第19章(2/2)
平安。她如今身陷这完全陌生的兽世,与平安二字相去何止万里。但这枚平安符,以及那个鸟语花香的梦境,还有那不可思议的金色狮影,都像是冥冥中的一丝联系,连接着她与那个或许再也回不去的世界,给予她一丝虚幻却必要的慰藉。
她又翻开笔记本。里面夹着她原来的身份证、银行卡,还有一些她随手记下的旅行笔记和心情随笔。那些方块字,在此刻看来,如此亲切,又如此遥远。她用手指轻轻描摹着那些字迹,仿佛能从中汲取到一点点来自故乡的力量。

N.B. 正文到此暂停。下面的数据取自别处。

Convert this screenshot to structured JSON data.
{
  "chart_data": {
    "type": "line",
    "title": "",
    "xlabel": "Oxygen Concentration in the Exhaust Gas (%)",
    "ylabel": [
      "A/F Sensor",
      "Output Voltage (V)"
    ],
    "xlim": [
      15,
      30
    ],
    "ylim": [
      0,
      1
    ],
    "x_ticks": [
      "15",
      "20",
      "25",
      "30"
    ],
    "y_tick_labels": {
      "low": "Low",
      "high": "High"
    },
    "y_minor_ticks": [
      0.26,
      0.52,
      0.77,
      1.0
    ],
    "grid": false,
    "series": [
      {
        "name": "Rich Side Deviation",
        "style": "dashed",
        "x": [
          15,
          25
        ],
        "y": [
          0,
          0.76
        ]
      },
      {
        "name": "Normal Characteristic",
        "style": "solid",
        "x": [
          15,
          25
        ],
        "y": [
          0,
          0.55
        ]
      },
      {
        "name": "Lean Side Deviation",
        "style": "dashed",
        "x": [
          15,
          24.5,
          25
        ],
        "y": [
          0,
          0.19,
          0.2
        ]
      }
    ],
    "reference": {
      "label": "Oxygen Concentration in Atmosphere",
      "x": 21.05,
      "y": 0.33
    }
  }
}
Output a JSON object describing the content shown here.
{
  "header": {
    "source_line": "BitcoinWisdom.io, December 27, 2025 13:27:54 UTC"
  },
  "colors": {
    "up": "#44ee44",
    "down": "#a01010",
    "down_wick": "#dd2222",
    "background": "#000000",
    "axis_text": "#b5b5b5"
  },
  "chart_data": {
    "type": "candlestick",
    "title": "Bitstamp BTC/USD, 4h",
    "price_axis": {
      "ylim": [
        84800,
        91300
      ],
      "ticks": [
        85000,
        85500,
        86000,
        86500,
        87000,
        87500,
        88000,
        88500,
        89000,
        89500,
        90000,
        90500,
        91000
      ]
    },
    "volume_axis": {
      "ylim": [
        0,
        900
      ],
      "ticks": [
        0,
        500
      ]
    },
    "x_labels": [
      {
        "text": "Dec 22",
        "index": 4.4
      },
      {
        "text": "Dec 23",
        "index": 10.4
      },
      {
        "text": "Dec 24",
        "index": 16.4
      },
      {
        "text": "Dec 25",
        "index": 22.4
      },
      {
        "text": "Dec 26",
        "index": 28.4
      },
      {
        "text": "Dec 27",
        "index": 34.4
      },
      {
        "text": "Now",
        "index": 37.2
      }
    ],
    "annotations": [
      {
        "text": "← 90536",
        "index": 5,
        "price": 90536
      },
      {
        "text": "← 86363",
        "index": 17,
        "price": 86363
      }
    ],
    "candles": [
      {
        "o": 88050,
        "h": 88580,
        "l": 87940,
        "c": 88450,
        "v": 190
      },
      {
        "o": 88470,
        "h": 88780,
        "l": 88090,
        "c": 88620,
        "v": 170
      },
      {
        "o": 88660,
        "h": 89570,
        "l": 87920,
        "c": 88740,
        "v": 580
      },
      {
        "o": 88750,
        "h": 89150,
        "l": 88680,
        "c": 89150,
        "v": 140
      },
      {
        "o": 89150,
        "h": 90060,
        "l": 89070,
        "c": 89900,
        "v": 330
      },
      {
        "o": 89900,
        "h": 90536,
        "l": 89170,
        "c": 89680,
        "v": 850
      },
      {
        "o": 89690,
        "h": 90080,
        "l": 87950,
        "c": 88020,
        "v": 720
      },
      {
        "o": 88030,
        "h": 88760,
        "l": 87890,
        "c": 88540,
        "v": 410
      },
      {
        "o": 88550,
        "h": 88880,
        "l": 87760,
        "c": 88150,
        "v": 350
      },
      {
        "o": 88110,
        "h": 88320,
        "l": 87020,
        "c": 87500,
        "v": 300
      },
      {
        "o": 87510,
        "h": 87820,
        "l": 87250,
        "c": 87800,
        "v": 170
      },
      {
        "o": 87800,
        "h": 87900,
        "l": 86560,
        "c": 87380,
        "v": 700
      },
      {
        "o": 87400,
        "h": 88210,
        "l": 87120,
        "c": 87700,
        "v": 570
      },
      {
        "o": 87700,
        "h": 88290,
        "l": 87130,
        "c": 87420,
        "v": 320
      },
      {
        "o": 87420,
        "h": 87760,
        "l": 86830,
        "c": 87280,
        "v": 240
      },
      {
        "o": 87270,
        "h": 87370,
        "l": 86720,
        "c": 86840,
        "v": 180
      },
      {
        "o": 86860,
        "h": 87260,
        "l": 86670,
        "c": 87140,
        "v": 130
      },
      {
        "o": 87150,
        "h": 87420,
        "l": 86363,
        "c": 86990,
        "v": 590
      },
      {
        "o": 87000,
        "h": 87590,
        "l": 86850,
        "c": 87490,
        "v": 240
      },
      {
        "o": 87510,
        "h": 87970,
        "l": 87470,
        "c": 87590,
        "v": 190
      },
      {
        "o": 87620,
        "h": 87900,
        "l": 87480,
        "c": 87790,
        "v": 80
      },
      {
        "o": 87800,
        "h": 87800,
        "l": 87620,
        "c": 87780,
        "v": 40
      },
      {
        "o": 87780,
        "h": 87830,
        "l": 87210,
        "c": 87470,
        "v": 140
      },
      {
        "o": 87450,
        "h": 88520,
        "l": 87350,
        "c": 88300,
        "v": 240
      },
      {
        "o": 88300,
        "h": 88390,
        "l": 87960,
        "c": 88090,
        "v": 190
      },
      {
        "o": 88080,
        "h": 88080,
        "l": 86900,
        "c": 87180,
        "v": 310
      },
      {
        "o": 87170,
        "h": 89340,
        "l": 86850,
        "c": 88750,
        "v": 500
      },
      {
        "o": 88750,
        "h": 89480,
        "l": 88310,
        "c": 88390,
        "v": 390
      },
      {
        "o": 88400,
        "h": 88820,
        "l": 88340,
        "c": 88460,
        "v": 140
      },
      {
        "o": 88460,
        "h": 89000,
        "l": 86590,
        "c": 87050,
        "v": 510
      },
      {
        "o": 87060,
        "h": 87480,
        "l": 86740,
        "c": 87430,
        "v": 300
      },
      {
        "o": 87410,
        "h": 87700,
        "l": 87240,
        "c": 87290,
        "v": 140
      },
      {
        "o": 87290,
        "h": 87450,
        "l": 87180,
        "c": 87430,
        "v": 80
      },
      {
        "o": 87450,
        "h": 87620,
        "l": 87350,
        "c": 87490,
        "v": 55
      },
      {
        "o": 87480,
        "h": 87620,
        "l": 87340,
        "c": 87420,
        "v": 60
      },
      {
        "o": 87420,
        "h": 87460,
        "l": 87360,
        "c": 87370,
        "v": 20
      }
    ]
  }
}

她沉浸在浓得化不开的乡愁和悲伤里,全然没有察觉到,当她指尖反复摩挲着平安符上那只古朴的蝴蝶时,那蝴蝶的纹路在清冷的月光下,似乎极其微弱地、一闪而逝地,泛过一丝几乎无法用肉眼捕捉的流光。
更未曾察觉,在她精神最为集中、情感最为浓烈地思念着“家”和“过去”时,她周身极其细微的空间,产生了一种难以言喻的、极其隐晦的波动。那波动微弱到如同水滴落入大海,连近在咫尺、感知敏锐的墨瞳都未曾惊醒。
那并非能量的涌动,更像是一种……共鸣?或者说,是某种存在于她与这枚平安符之间的、尚未被激活的通道,因为强烈的情感而产生了极其细微的涟漪。
可惜,这涟漪太弱,太短暂,瞬间就平息了,没有留下任何痕迹。
江婉儿对此一无所知。她只是觉得,抚摸过平安符后,心里那尖锐的疼痛似乎缓和了一些,取而代之的是一种深沉的疲惫。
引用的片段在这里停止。